Com todo o seu poder

Trabalho como professora do Newbold College, Inglaterra, há 20 anos. Antes disso, ensinei durante cinco anos na escola secundária. Ensinar é minha vida. Apesar de amar meu trabalho e nunca ter pensado em atuar noutra área, tenho de confessar algo: não gosto de corrigir provas. Se tenho uma pilha de monografias para ler, procuro qualquer coisa para fazer antes de me envolver na inevitável correção desse material. E, uma vez começada a tarefa, não consigo ficar por muito tempo nela. Na verdade, consigo trabalhar somente por um breve período antes de minha mente começar a divagar e, então, tenho de fazer uma pausa.

As correções são meu calcanhar-de-aquiles, o fardo de minha vida profissional. E desconfio, ou tenho esperança, de que não sou a única professora que acha a tarefa de corrigir uma pilha de 20 ou 30 monografias o aspecto mais penoso dessa profissão geralmente agradável e recompensadora. Mas, não há como evitá-las. As correções devem ser feitas e, apesar de tediosas, são uma parte vital desse trabalho e essencial para o desenvolvimento dos nossos alunos, para seu progresso pessoal e total aproveitamento de seus potenciais.

Tal tipo de experiência não é exclusivo do magistério. Todo trabalho e toda função que desempenhamos contém elementos mais tediosos, ou seja, coisas que evitaríamos se pudéssemos. Isso varia de pessoa para pessoa, mas me lembro de que, quando estudante, escrever uma monografia era um trabalho que eu postergava o máximo possível. Ou ainda, pode ser uma das enfadonhas responsabilidades administrativas como escrever relatórios extensos, o que sempre procuramos adiar.

Então, quando tenho esse desafio pessoal diante de mim, lembro-me sempre de um quadro muito especial. Dou aulas de artes visuais na faculdade, assim como de literatura, que é a minha especialização, e as pinturas são para mim um excelente recurso. O quadro que tenho em mente é uma pintura bela e serena feita pelo artista holandês Jan Vermeer (1632-1675). Ele é conhecido por uma pequena coleção de pinturas raras e delicadas, nas quais luz e cores são proeminentes. Vermeer pintava com segurança, o que fez dele um dos grandes mestres. Esse quadro específico é intitulado A Cozinheira, e está exposto no Rijksmuseum, em Amsterdã. É um exemplo típico do modo como esse artista retratava a vida doméstica holandesa.

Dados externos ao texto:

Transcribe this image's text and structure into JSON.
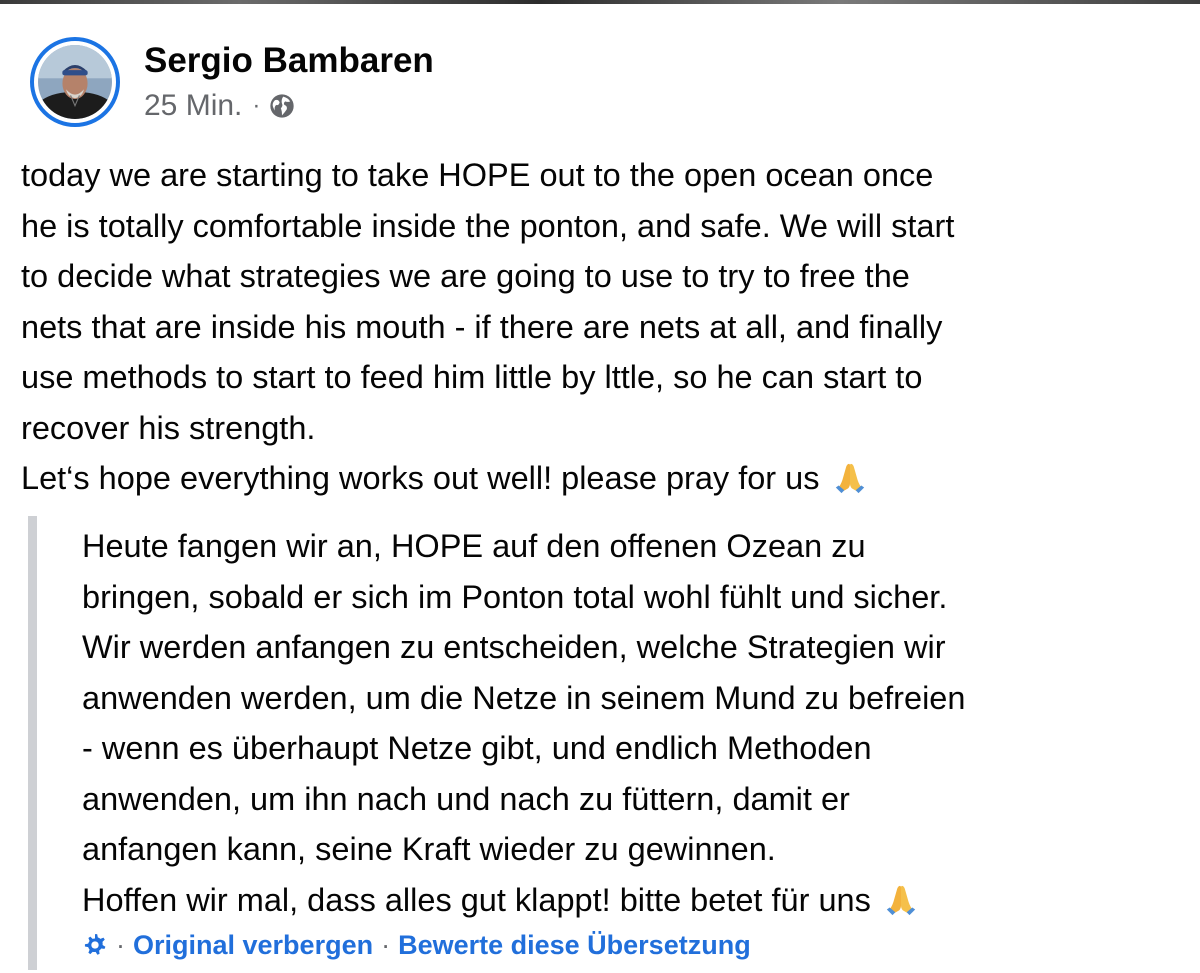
{
  "post": {
    "author": "Sergio Bambaren",
    "time": "25 Min.",
    "separator": "·",
    "privacy_icon": "globe-icon",
    "text_lines": [
      "today we are starting to take HOPE out to the open ocean once",
      "he is totally comfortable inside the ponton, and safe. We will start",
      "to decide what strategies we are going to use to try to free the",
      "nets that are inside his mouth - if there are nets at all, and finally",
      "use methods to start to feed him little by lttle, so he can start to",
      "recover his strength.",
      "Let‘s hope everything works out well! please pray for us"
    ],
    "text_emoji": "folded-hands-emoji"
  },
  "translation": {
    "lines": [
      "Heute fangen wir an, HOPE auf den offenen Ozean zu",
      "bringen, sobald er sich im Ponton total wohl fühlt und sicher.",
      "Wir werden anfangen zu entscheiden, welche Strategien wir",
      "anwenden werden, um die Netze in seinem Mund zu befreien",
      "- wenn es überhaupt Netze gibt, und endlich Methoden",
      "anwenden, um ihn nach und nach zu füttern, damit er",
      "anfangen kann, seine Kraft wieder zu gewinnen.",
      "Hoffen wir mal, dass alles gut klappt! bitte betet für uns"
    ],
    "emoji": "folded-hands-emoji",
    "settings_icon": "gear-icon",
    "hide_original_label": "Original verbergen",
    "rate_label": "Bewerte diese Übersetzung",
    "separator": "·"
  },
  "colors": {
    "accent": "#1b74e4",
    "link": "#216fdb",
    "secondary_text": "#65676b",
    "quote_bar": "#ced0d4"
  }
}
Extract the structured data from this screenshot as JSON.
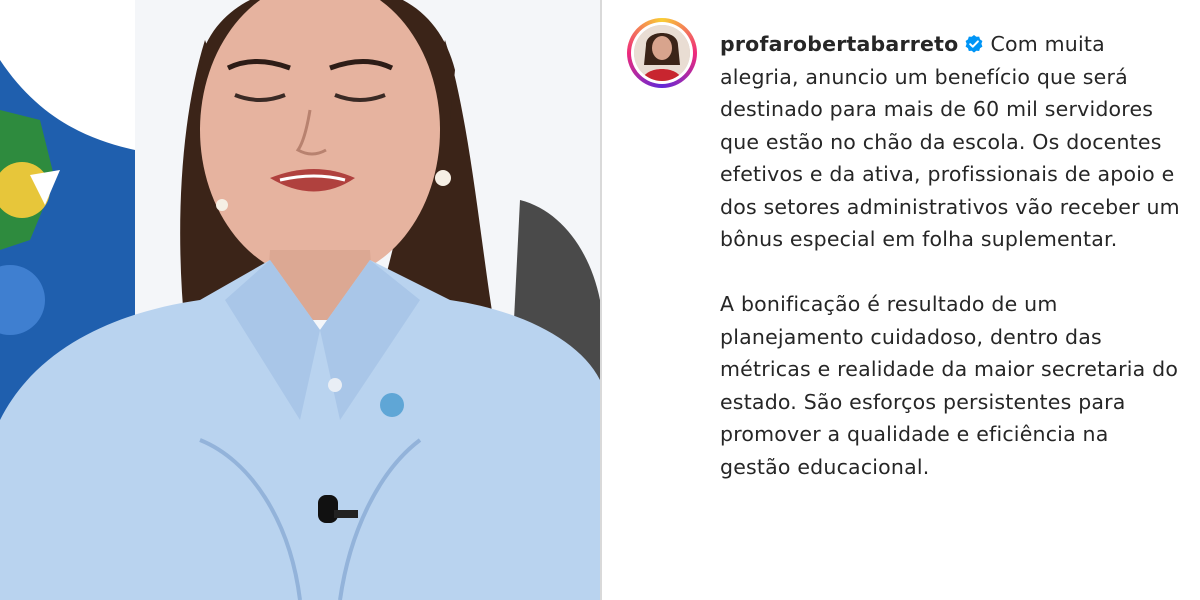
{
  "post": {
    "username": "profarobertabarreto",
    "verified_icon": "verified-badge-icon",
    "caption_lead": "Com muita alegria, anuncio um benefício que será destinado para mais de 60 mil servidores que estão no chão da escola. Os docentes efetivos e da ativa, profissionais de apoio e dos setores administrativos vão receber um bônus especial em folha suplementar.",
    "caption_second": "A bonificação é resultado de um planejamento cuidadoso, dentro das métricas e realidade da maior secretaria do estado. São esforços persistentes para promover a qualidade e eficiência na gestão educacional."
  },
  "colors": {
    "text": "#262626",
    "verified": "#0095f6",
    "blouse": "#b9d3ef",
    "hair": "#3b2418"
  }
}
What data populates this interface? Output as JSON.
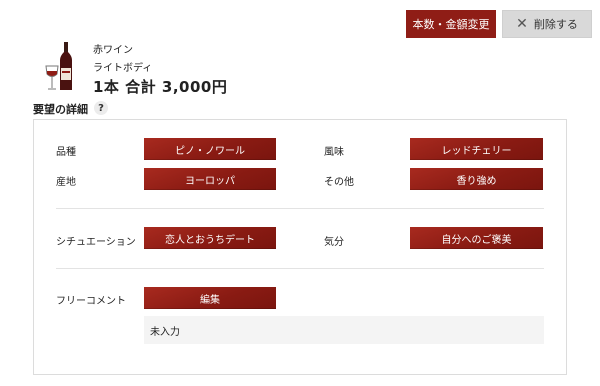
{
  "toolbar": {
    "change_label": "本数・金額変更",
    "delete_label": "削除する",
    "delete_icon": "close-icon"
  },
  "product": {
    "type": "赤ワイン",
    "body": "ライトボディ",
    "total": "1本 合計 3,000円",
    "icon": "wine-bottle-glass-icon"
  },
  "details": {
    "title": "要望の詳細",
    "help": "?",
    "variety_label": "品種",
    "variety_value": "ピノ・ノワール",
    "flavor_label": "風味",
    "flavor_value": "レッドチェリー",
    "origin_label": "産地",
    "origin_value": "ヨーロッパ",
    "other_label": "その他",
    "other_value": "香り強め",
    "situation_label": "シチュエーション",
    "situation_value": "恋人とおうちデート",
    "mood_label": "気分",
    "mood_value": "自分へのご褒美",
    "comment_label": "フリーコメント",
    "edit_label": "編集",
    "comment_text": "未入力"
  },
  "colors": {
    "accent": "#8f1d16",
    "delete_bg": "#d9d9d9"
  }
}
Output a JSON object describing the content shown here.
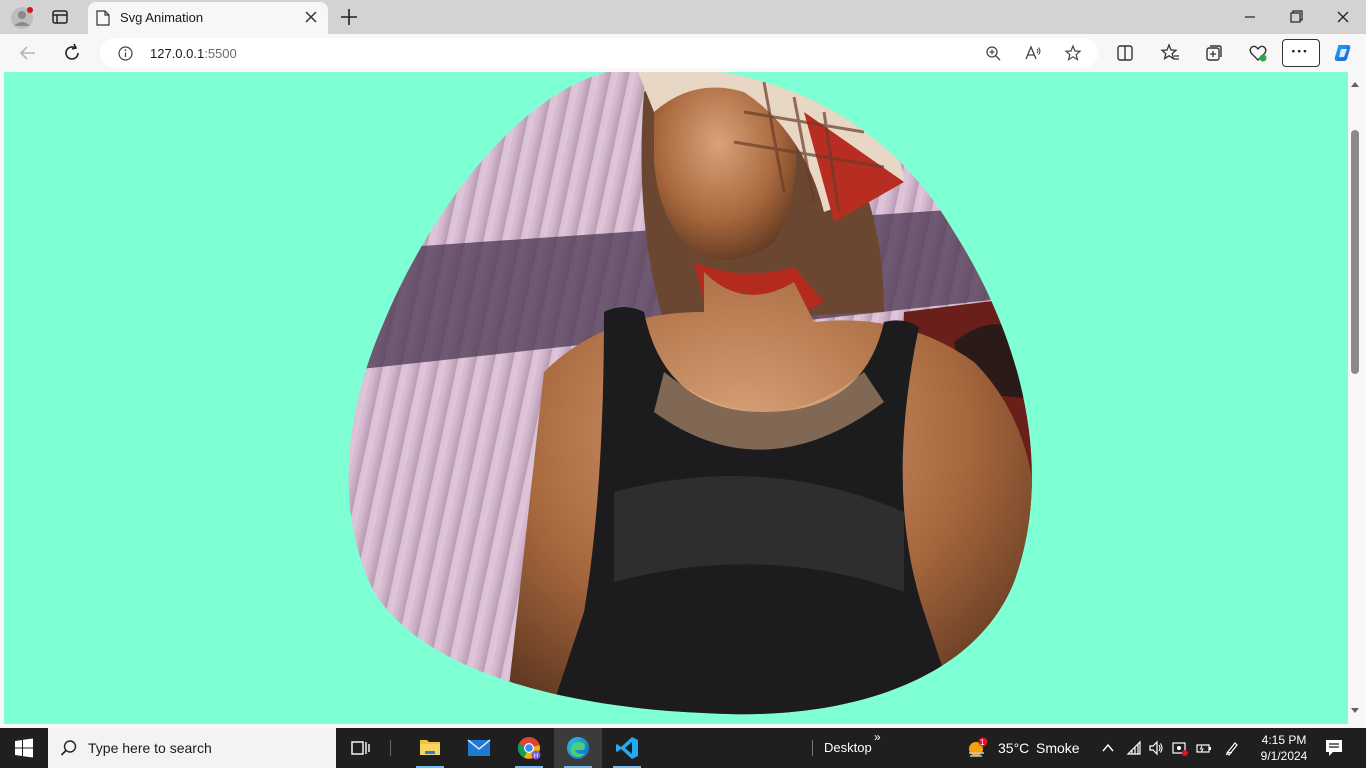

A obra A Cozinheira realça a santidade do comum, a pureza das coisas usuais. Nos delicados tons azuis e amarelos suaves da cena, vemos uma simples criada com as mangas arregaçadas para fazer sua tarefa, despejando atentamente uma jarra de leite numa tigela. Sua face está emoldurada por uma touca e seus olhos se fixam com atenção no que está fazendo. Na mesa há objetos comuns de uma cozinha: pão fresco, uma cesta tecida, uma jarra de cerâmica e um avental azul. Talvez estivesse preparando o desjejum. A ação da mulher é calculada, quieta e reflexiva. Ela se concentra totalmente no que está fazendo. Dedica a essa tarefa completa atenção, apesar de não ser nada de extraordinário, uma coisa aparentemente simples e sem importância. Vermeer conseguiu transformar essa simples ação em um ato quase sagrado, através da expressão, beleza e serenidade que representou na cena.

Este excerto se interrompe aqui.